Housing and Construction
In 2022 a record number of 7,300 construction permits were issued in Jerusalem, following a large increase in 2021, when 5,400 permits were issued to start construction. This number is three times larger compared to previous years, when an average of 2,000-2,300 building permits were issued each year.
During that year, 9% of all the housing starts comprised apartments with 1-2 rooms* (compared with 6% in Israel at large). Three-room apartments accounted for 24% of all the housing starts in Jerusalem (compared with 12% in Israel). Four-room apartments in Jerusalem accounted for 42% (compared with 43% in Israel), and apartments consisting of 5 or more rooms accounted for 26% (compared with 40% in Israel).

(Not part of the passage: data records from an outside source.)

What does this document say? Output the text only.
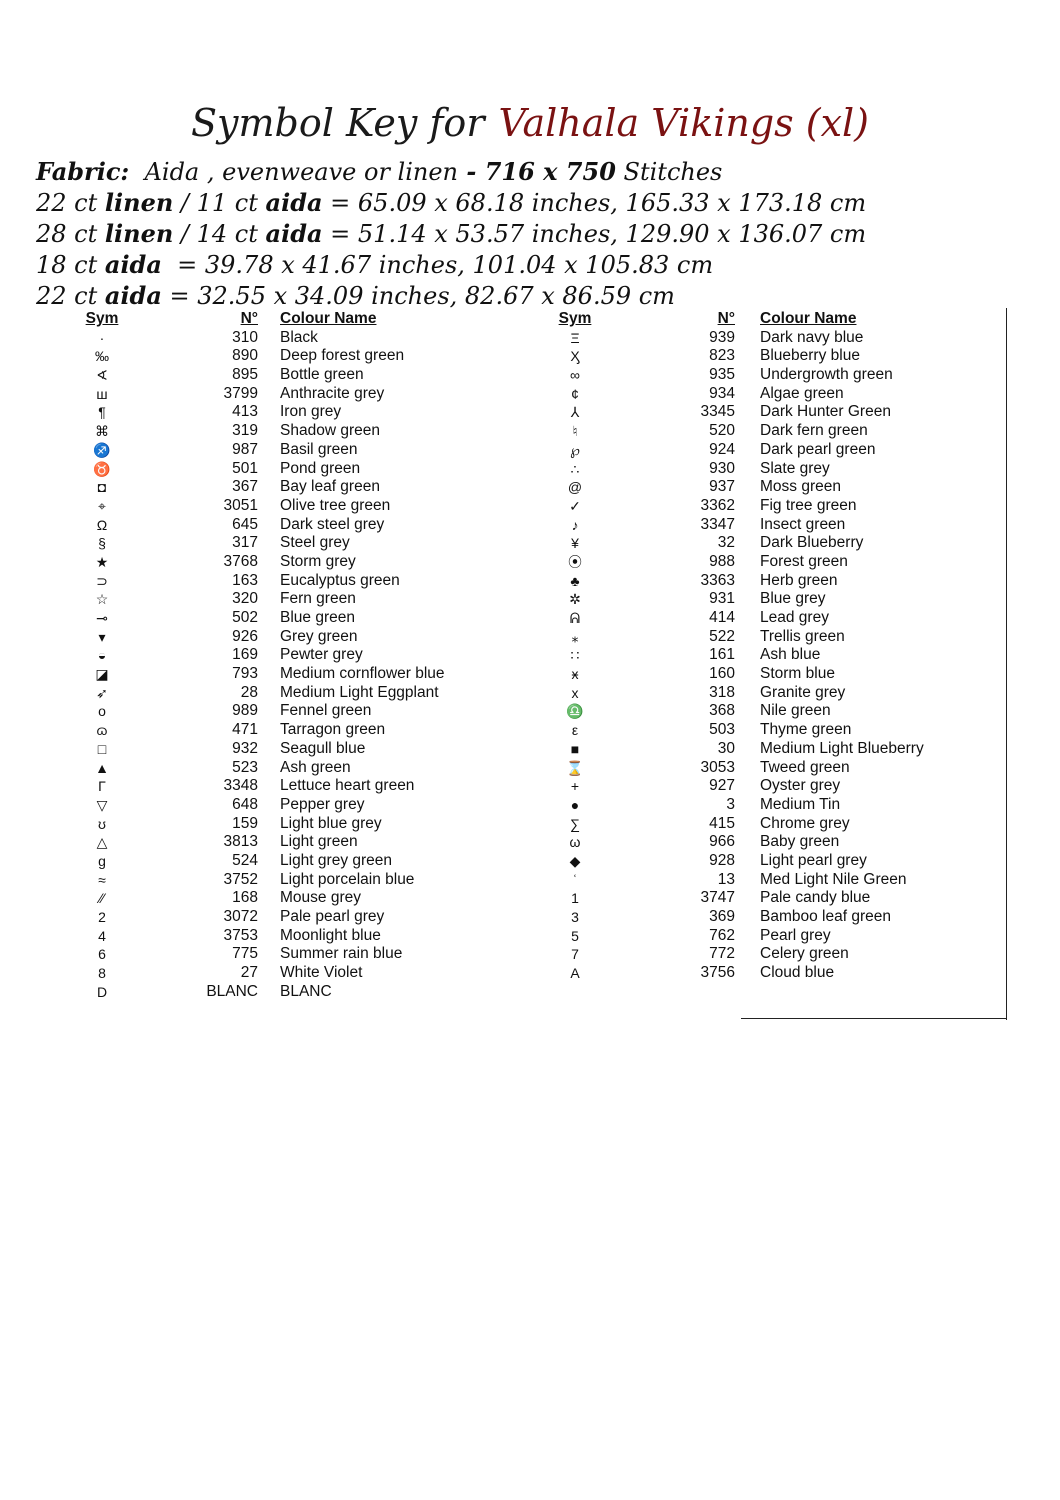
Symbol Key for Valhala Vikings (xl)
Fabric: Aida , evenweave or linen - 716 x 750 Stitches
22 ct linen / 11 ct aida = 65.09 x 68.18 inches, 165.33 x 173.18 cm
28 ct linen / 14 ct aida = 51.14 x 53.57 inches, 129.90 x 136.07 cm
18 ct aida  = 39.78 x 41.67 inches, 101.04 x 105.83 cm
22 ct aida = 32.55 x 34.09 inches, 82.67 x 86.59 cm
Sym	N° Colour Name
·	310 Black
‰	890 Deep forest green
∢	895 Bottle green
ш	3799 Anthracite grey
¶	413 Iron grey
⌘	319 Shadow green
♐	987 Basil green
♉	501 Pond green
◘	367 Bay leaf green
⌖	3051 Olive tree green
Ω	645 Dark steel grey
§	317 Steel grey
★	3768 Storm grey
⊃	163 Eucalyptus green
☆	320 Fern green
⊸	502 Blue green
▾	926 Grey green
◒	169 Pewter grey
◪	793 Medium cornflower blue
➶	28 Medium Light Eggplant
o	989 Fennel green
ɷ	471 Tarragon green
□	932 Seagull blue
▲	523 Ash green
Γ	3348 Lettuce heart green
▽	648 Pepper grey
ʊ	159 Light blue grey
△	3813 Light green
g	524 Light grey green
≈	3752 Light porcelain blue
⁄⁄	168 Mouse grey
2	3072 Pale pearl grey
4	3753 Moonlight blue
6	775 Summer rain blue
8	27 White Violet
D	BLANC BLANC
Sym	N° Colour Name
Ξ	939 Dark navy blue
Ӽ	823 Blueberry blue
∞	935 Undergrowth green
¢	934 Algae green
⅄	3345 Dark Hunter Green
♮	520 Dark fern green
℘	924 Dark pearl green
∴	930 Slate grey
@	937 Moss green
✓	3362 Fig tree green
♪	3347 Insect green
¥	32 Dark Blueberry
⦿	988 Forest green
♣	3363 Herb green
✲	931 Blue grey
ᕱ	414 Lead grey
⁎	522 Trellis green
∷	161 Ash blue
ӿ	160 Storm blue
x	318 Granite grey
♎	368 Nile green
ε	503 Thyme green
■	30 Medium Light Blueberry
⌛	3053 Tweed green
+	927 Oyster grey
●	3 Medium Tin
∑	415 Chrome grey
ω	966 Baby green
◆	928 Light pearl grey
ʿ	13 Med Light Nile Green
1	3747 Pale candy blue
3	369 Bamboo leaf green
5	762 Pearl grey
7	772 Celery green
A	3756 Cloud blue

In 2022 construction was completed on 3,100 residential apartments in Jerusalem. Of these housing completions, 7% comprised apartments with 1-2 rooms (compared with 5% in Israel), 20% comprised 3-room apartments (12% in Israel), 33% comprised 4-room apartments (39% in Israel), and 41% comprised apartments with 5 or more rooms (44% in Israel).
In 2022 Jerusalem recorded a total of 4,700 apartment sales, compared with 5,500 in 2021. Other major cities with a notable number of sales were Be’er Sheva (4,500) and Haifa (4,300). In Tel Aviv a total of 2,200 apartments were sold that year.
The average sales price for an apartment comprising 3.5-4 rooms in Jerusalem stood at NIS 2,777,800 – a 16% increase compared with 2021. This was higher than the figures for Israel (NIS 1,885,500) and Haifa (NIS 1,610,300), but significantly lower than the figure for Tel Aviv (NIS 4,643,700).
*In Israel, the reference to number of rooms per house also includes the living room (in addition to the total of bedrooms).